Hostility in a Hostel

So I recently went to Ljubljana, on my first-ever solo trip. I had a challenging but beautiful weekend, with one good story: my hostel roommate. In my four-bed dorm, the only other person (on the bottom bunk to my top bunk, as it were) was an older European gentleman. How old, you ask? Well, I answer… I have no idea. I’m terrible at telling ages. I’ve best described it as, “If we were dating, he’s the older than me that people would say ‘Whooaaa,’ but not SO old that they would be like ‘WHOAAA!” Make sense?

On the second night, I come bustling in at 9.45 and Grandpa is already asleep. I am initially psyched that he is asleep because a) I feel SO COOL being the last one (of two) in the hostel room, and b) now I can go to bed and not worry about when he is going to roll in and wake me up!

…And then I realize. My locker is a lockable drawer on the bottom of the bunk. All of my clothes and toiletries are in it. And the drawer is DIRECTLY – and I mean DIRECTLY, like three inches – below his sleeping head. If I were to crouch down at the drawer and slightly lean forward on the balls of my feet, we would be making out.

Next image: I’m awkwardly two feet away from my drawer, stretching my arm out and rummaging through blindly, just to avoid the awkward moment of him waking up to find my wonderful face literally three inches from his eyeballs.
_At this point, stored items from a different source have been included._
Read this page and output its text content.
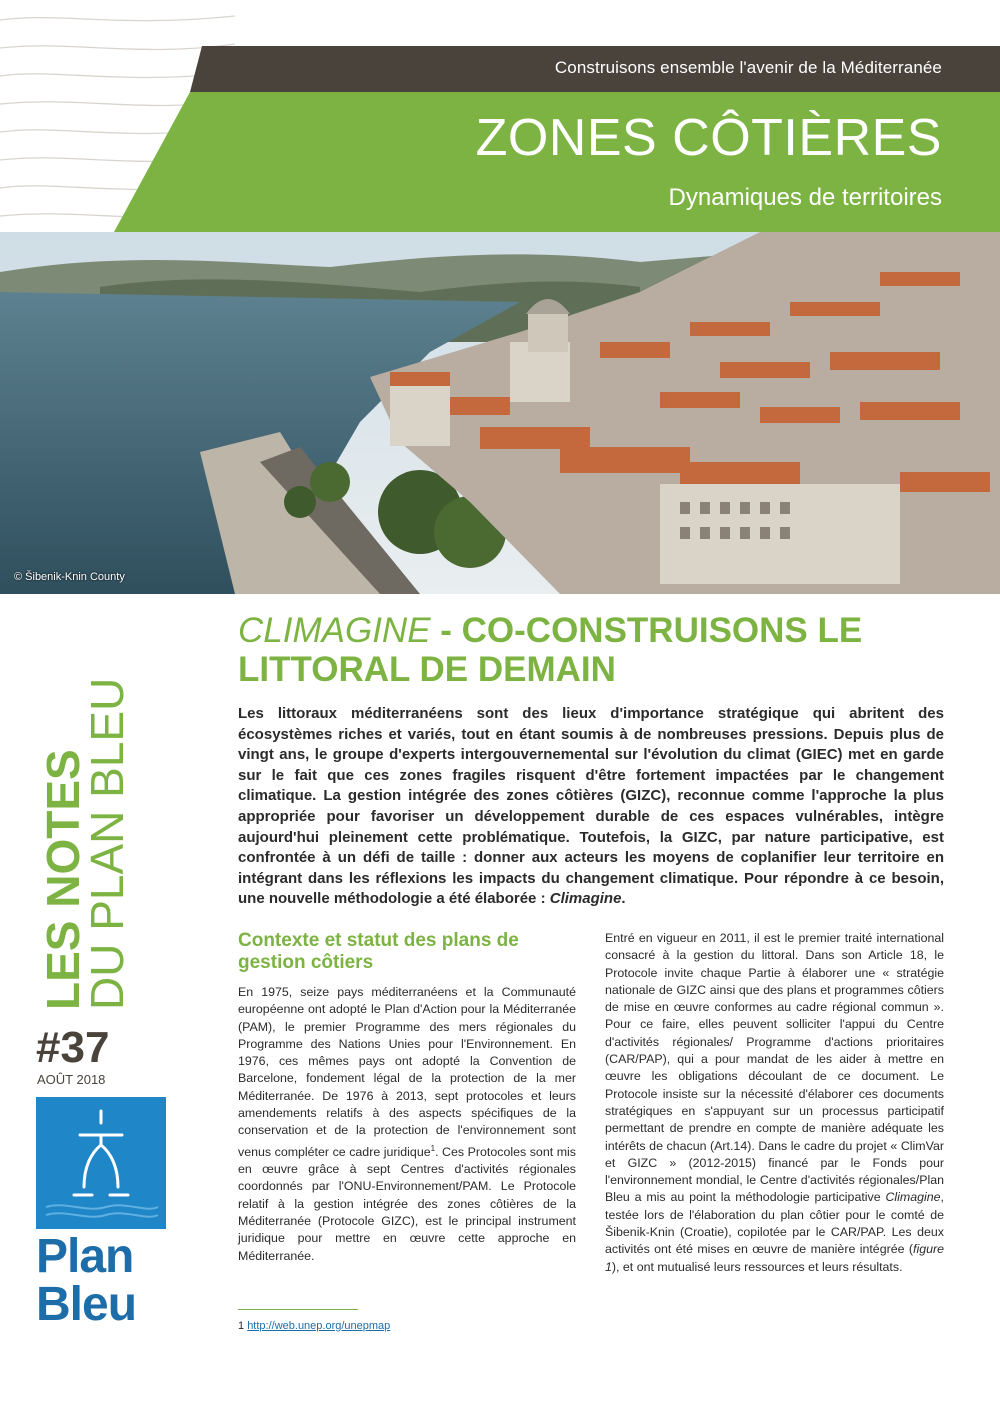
Construisons ensemble l'avenir de la Méditerranée
ZONES CÔTIÈRES
Dynamiques de territoires
© Šibenik-Knin County
LES NOTES
DU PLAN BLEU
#37
AOÛT 2018
Plan
Bleu
CLIMAGINE - CO-CONSTRUISONS LE LITTORAL DE DEMAIN
Les littoraux méditerranéens sont des lieux d'importance stratégique qui abritent des écosystèmes riches et variés, tout en étant soumis à de nombreuses pressions. Depuis plus de vingt ans, le groupe d'experts intergouvernemental sur l'évolution du climat (GIEC) met en garde sur le fait que ces zones fragiles risquent d'être fortement impactées par le changement climatique. La gestion intégrée des zones côtières (GIZC), reconnue comme l'approche la plus appropriée pour favoriser un développement durable de ces espaces vulnérables, intègre aujourd'hui pleinement cette problématique. Toutefois, la GIZC, par nature participative, est confrontée à un défi de taille : donner aux acteurs les moyens de coplanifier leur territoire en intégrant dans les réflexions les impacts du changement climatique. Pour répondre à ce besoin, une nouvelle méthodologie a été élaborée : Climagine.
Contexte et statut des plans de gestion côtiers
En 1975, seize pays méditerranéens et la Communauté européenne ont adopté le Plan d'Action pour la Méditerranée (PAM), le premier Programme des mers régionales du Programme des Nations Unies pour l'Environnement. En 1976, ces mêmes pays ont adopté la Convention de Barcelone, fondement légal de la protection de la mer Méditerranée. De 1976 à 2013, sept protocoles et leurs amendements relatifs à des aspects spécifiques de la conservation et de la protection de l'environnement sont venus compléter ce cadre juridique$^1$. Ces Protocoles sont mis en œuvre grâce à sept Centres d'activités régionales coordonnés par l'ONU-Environnement/PAM. Le Protocole relatif à la gestion intégrée des zones côtières de la Méditerranée (Protocole GIZC), est le principal instrument juridique pour mettre en œuvre cette approche en Méditerranée.
Entré en vigueur en 2011, il est le premier traité international consacré à la gestion du littoral. Dans son Article 18, le Protocole invite chaque Partie à élaborer une « stratégie nationale de GIZC ainsi que des plans et programmes côtiers de mise en œuvre conformes au cadre régional commun ». Pour ce faire, elles peuvent solliciter l'appui du Centre d'activités régionales/ Programme d'actions prioritaires (CAR/PAP), qui a pour mandat de les aider à mettre en œuvre les obligations découlant de ce document. Le Protocole insiste sur la nécessité d'élaborer ces documents stratégiques en s'appuyant sur un processus participatif permettant de prendre en compte de manière adéquate les intérêts de chacun (Art.14). Dans le cadre du projet « ClimVar et GIZC » (2012-2015) financé par le Fonds pour l'environnement mondial, le Centre d'activités régionales/Plan Bleu a mis au point la méthodologie participative Climagine, testée lors de l'élaboration du plan côtier pour le comté de Šibenik-Knin (Croatie), copilotée par le CAR/PAP. Les deux activités ont été mises en œuvre de manière intégrée (figure 1), et ont mutualisé leurs ressources et leurs résultats.
1 http://web.unep.org/unepmap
Thank you and goodnight.

This experience brought to mind some of my more interesting hostelmates throughout the years. And now, a compendium of some of the delights:

The Super Snorer: Oh, this one is commonplace but just fantastic. In the first hostel experience I share with Jenny and Molly, we discover that one of our roommates in Brussels was a strange recluse who spent the ENTIRE day on his bed looking at his phone, and the ENTIRE night snoring loudly. Come on, dude. If you know you’re a snorer, get a single room.

My delightful traveling partners

The Weird Couple: At our next hostel in Bruges, J, M, and I had three beds in a four bed hostel. We’re giggling away about something when our roommate comes in with his girlfriend. They are incredibly affronted to realize that they have apparently been put in two separate rooms and keep staring at us for an explanation. Sorry, dudes. There’s one twin bed left. Looks like you’re gonna have to keep it separate for a night since you get to bunk with the three best people you’ve ever met.

When we returned from dinner, it was to discover that he had constructed a little fort around his bed, where he and his girlfriend were sharing a twin bed… in the same room as three other girls. Uhhh whatever dude. Looks like you and your girlfriend BOTH get to enjoy the story about the time Molly lost all her teeth.

The Storer: Someone in Munich stored cheese in her locker. Overnight. That’s all, but isn’t it enough?

The Overly Familiar French Lady: The coup de grace of my strange hostel experiences. J, M, and I were at a hostel in Lyon with one of the least pleasant people on the planet. She was a weirdly old snorer who STILL insisted on staying in a hostel room, went to bed at 8.30pm and got VERY angry when others came in later (seriously – she pulled me aside in the common room to demand to know our schedule because we were being too noisy when we came in at 9.30 and, for some reason, needed the lights on), and was the NOISIEST PERSON in the morning. You know the type. OH and she also accused us of spilling liquid on her sweater. The scene: the window is open on a windy April day. A cup was on the windowsill. Her sweater was directly below that. What do YOU think happened? Yeah.

We finally prepare to roll out of town; after my morning ablutions, I swing by the room to pick up my bag, and she is standing there. Directly in the doorway. I politely try to slip past her, but she grabs my shoulder and says menacingly, ‘Ca va?’ in a very low, almost growling voice. (Now, she really just said it normally, but my friends and I have exaggerated the story so much in the succeeding days that it’s like the devil himself saying it.) I weakly smile in response, but she’s not done. She reaches over and kisses my cheek. I meekly accept it …. but she’s not done. She’s still holding on to me while she exposes her cheek to me and pats it, making it quite clear what she wants (even though I am not that kind of girl). I see no recourse but to kiss her back. It got weird.

Unfortunately for her, I had just rinsed my mouth so my chin was really wet. That’s what you get, lady.*

Lord only knows what kind of people I will come up against in Asia… at least it’s good blog fodder, eh?

The man’s fort in Bruges, the construction of which upset
Molly very much. You can’t make this stuff up.

*Yep, I stole this almost verbatim from my old blog. I just described it so amusingly the first time around!